"Awake" Pilot Review: My Kingdom For A Kiss Upon Her Shoulder

By TK | TV | February 22, 2012 | Comments ()

By TK | TV | February 22, 2012 |

The pilot episode was a strong one, if a bit somber and sad (not to mention mostly humorless) for prime time television. The duality of Britten's existence is a painful one to contemplate, a bittersweet examination of loss, and a peculiar yet intriguing family dynamic. What keeps it interesting and from getting too mawkish or maudlin is the procedural aspect of it, which is heightened by the fact that details from these disparate universes begin to puzzlingly bleed into one another.
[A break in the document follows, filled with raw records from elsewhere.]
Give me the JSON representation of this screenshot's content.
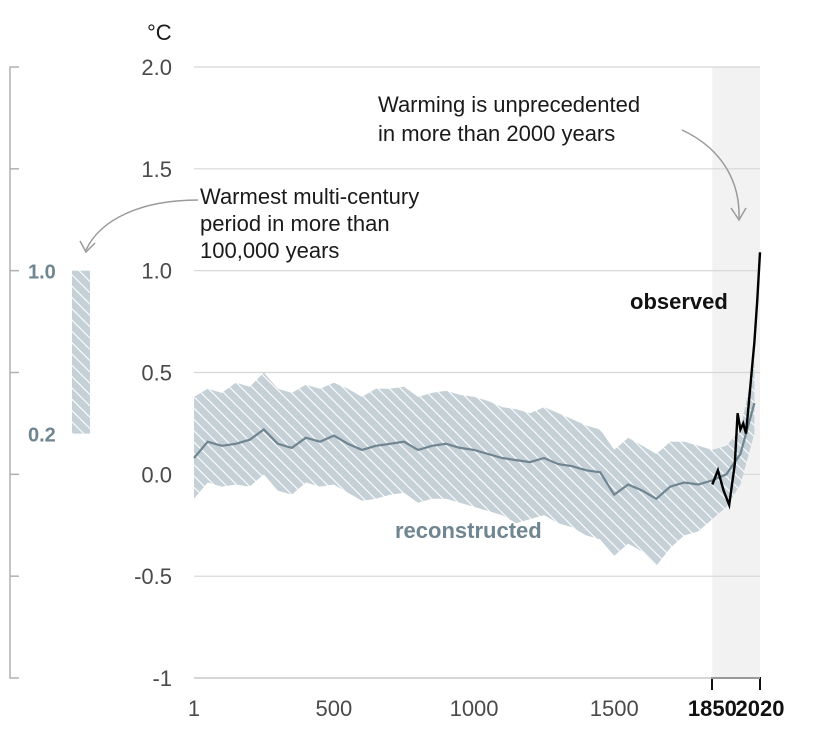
{
  "chart_data": {
    "type": "line",
    "unit_label": "°C",
    "ylim": [
      -1,
      2
    ],
    "y_ticks": [
      "2.0",
      "1.5",
      "1.0",
      "0.5",
      "0.0",
      "-0.5",
      "-1"
    ],
    "y_tick_values": [
      2.0,
      1.5,
      1.0,
      0.5,
      0.0,
      -0.5,
      -1.0
    ],
    "x_range": [
      1,
      2020
    ],
    "x_ticks": [
      {
        "label": "1",
        "value": 1,
        "bold": false
      },
      {
        "label": "500",
        "value": 500,
        "bold": false
      },
      {
        "label": "1000",
        "value": 1000,
        "bold": false
      },
      {
        "label": "1500",
        "value": 1500,
        "bold": false
      },
      {
        "label": "1850",
        "value": 1850,
        "bold": true
      },
      {
        "label": "2020",
        "value": 2020,
        "bold": true
      }
    ],
    "grid": true,
    "shaded_period": [
      1850,
      2020
    ],
    "series": [
      {
        "name": "reconstructed",
        "color": "#6f8591",
        "band_color": "#c5d0d7",
        "x": [
          1,
          50,
          100,
          150,
          200,
          250,
          300,
          350,
          400,
          450,
          500,
          550,
          600,
          650,
          700,
          750,
          800,
          850,
          900,
          950,
          1000,
          1050,
          1100,
          1150,
          1200,
          1250,
          1300,
          1350,
          1400,
          1450,
          1500,
          1550,
          1600,
          1650,
          1700,
          1750,
          1800,
          1850,
          1900,
          1950,
          2000
        ],
        "y": [
          0.08,
          0.16,
          0.14,
          0.15,
          0.17,
          0.22,
          0.15,
          0.13,
          0.18,
          0.16,
          0.19,
          0.15,
          0.12,
          0.14,
          0.15,
          0.16,
          0.12,
          0.14,
          0.15,
          0.13,
          0.12,
          0.1,
          0.08,
          0.07,
          0.06,
          0.08,
          0.05,
          0.04,
          0.02,
          0.01,
          -0.1,
          -0.05,
          -0.08,
          -0.12,
          -0.06,
          -0.04,
          -0.05,
          -0.03,
          0.0,
          0.1,
          0.35
        ],
        "lower": [
          -0.12,
          -0.04,
          -0.06,
          -0.05,
          -0.06,
          0.0,
          -0.08,
          -0.1,
          -0.04,
          -0.06,
          -0.05,
          -0.09,
          -0.13,
          -0.12,
          -0.1,
          -0.09,
          -0.14,
          -0.12,
          -0.12,
          -0.14,
          -0.16,
          -0.18,
          -0.2,
          -0.24,
          -0.22,
          -0.2,
          -0.24,
          -0.26,
          -0.3,
          -0.32,
          -0.4,
          -0.34,
          -0.38,
          -0.45,
          -0.36,
          -0.3,
          -0.28,
          -0.22,
          -0.16,
          -0.05,
          0.2
        ],
        "upper": [
          0.38,
          0.42,
          0.4,
          0.45,
          0.43,
          0.5,
          0.42,
          0.4,
          0.44,
          0.42,
          0.45,
          0.42,
          0.38,
          0.42,
          0.42,
          0.43,
          0.38,
          0.4,
          0.41,
          0.39,
          0.38,
          0.36,
          0.33,
          0.32,
          0.3,
          0.33,
          0.3,
          0.27,
          0.24,
          0.22,
          0.12,
          0.18,
          0.14,
          0.1,
          0.16,
          0.16,
          0.14,
          0.12,
          0.14,
          0.22,
          0.55
        ]
      },
      {
        "name": "observed",
        "color": "#000000",
        "x": [
          1850,
          1870,
          1890,
          1910,
          1920,
          1930,
          1940,
          1950,
          1960,
          1970,
          1980,
          1990,
          2000,
          2010,
          2020
        ],
        "y": [
          -0.05,
          0.02,
          -0.08,
          -0.15,
          -0.05,
          0.05,
          0.3,
          0.22,
          0.25,
          0.2,
          0.35,
          0.5,
          0.65,
          0.85,
          1.09
        ]
      }
    ],
    "side_bar": {
      "low": 0.2,
      "high": 1.0,
      "low_label": "0.2",
      "high_label": "1.0",
      "color": "#c5d0d7"
    },
    "annotations": {
      "multi_century": [
        "Warmest multi-century",
        "period in more than",
        "100,000 years"
      ],
      "unprecedented": [
        "Warming is unprecedented",
        "in more than 2000 years"
      ]
    },
    "series_labels": {
      "reconstructed": "reconstructed",
      "observed": "observed"
    }
  }
}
This has mixed results, though -- at times it's a nifty plot device, but at other times it seems like a clumsy contrivance as Britten comes to wild conclusions that, to his peers (and unfortunately in some cases to the viewer as well), can't possibly be drawn logically, yet seem to pay off regardless.

The show is certainly bolstered by some solid performances, most notably Isaacs as the tormented yet strangely happy Britten. Yet equally critical are the strong showings by B.D. Wong and Cherry Jones, veteran actors in their own right who hold their own well as the caring yet concerned (not to mention incredibly skeptical) therapists.

Unquestionably, "Awake" would make for a fascinating movie, but whether it can sustain itself as a TV show remains to be seen. It'll be interesting to see how the showrunners develop the story -- part of me wants them to avoid any semblance of resolution, and simply have Britten wander through this baffling duality and either come to grips with it, or be torn apart by it. But that seems the unlikely scenario -- at some point it's going to need to begin to answer the question of why it's happening, and that may ultimately be its undoing. Similarly, it's already rife with some weird plot holes and inconsistencies that mar an otherwise enjoyable viewing experience. Just as people were unsatisfied with the answers given to them in shows like "Lost," it appears that it may be difficult to satisfactorily resolve the human mystery that is "Awake."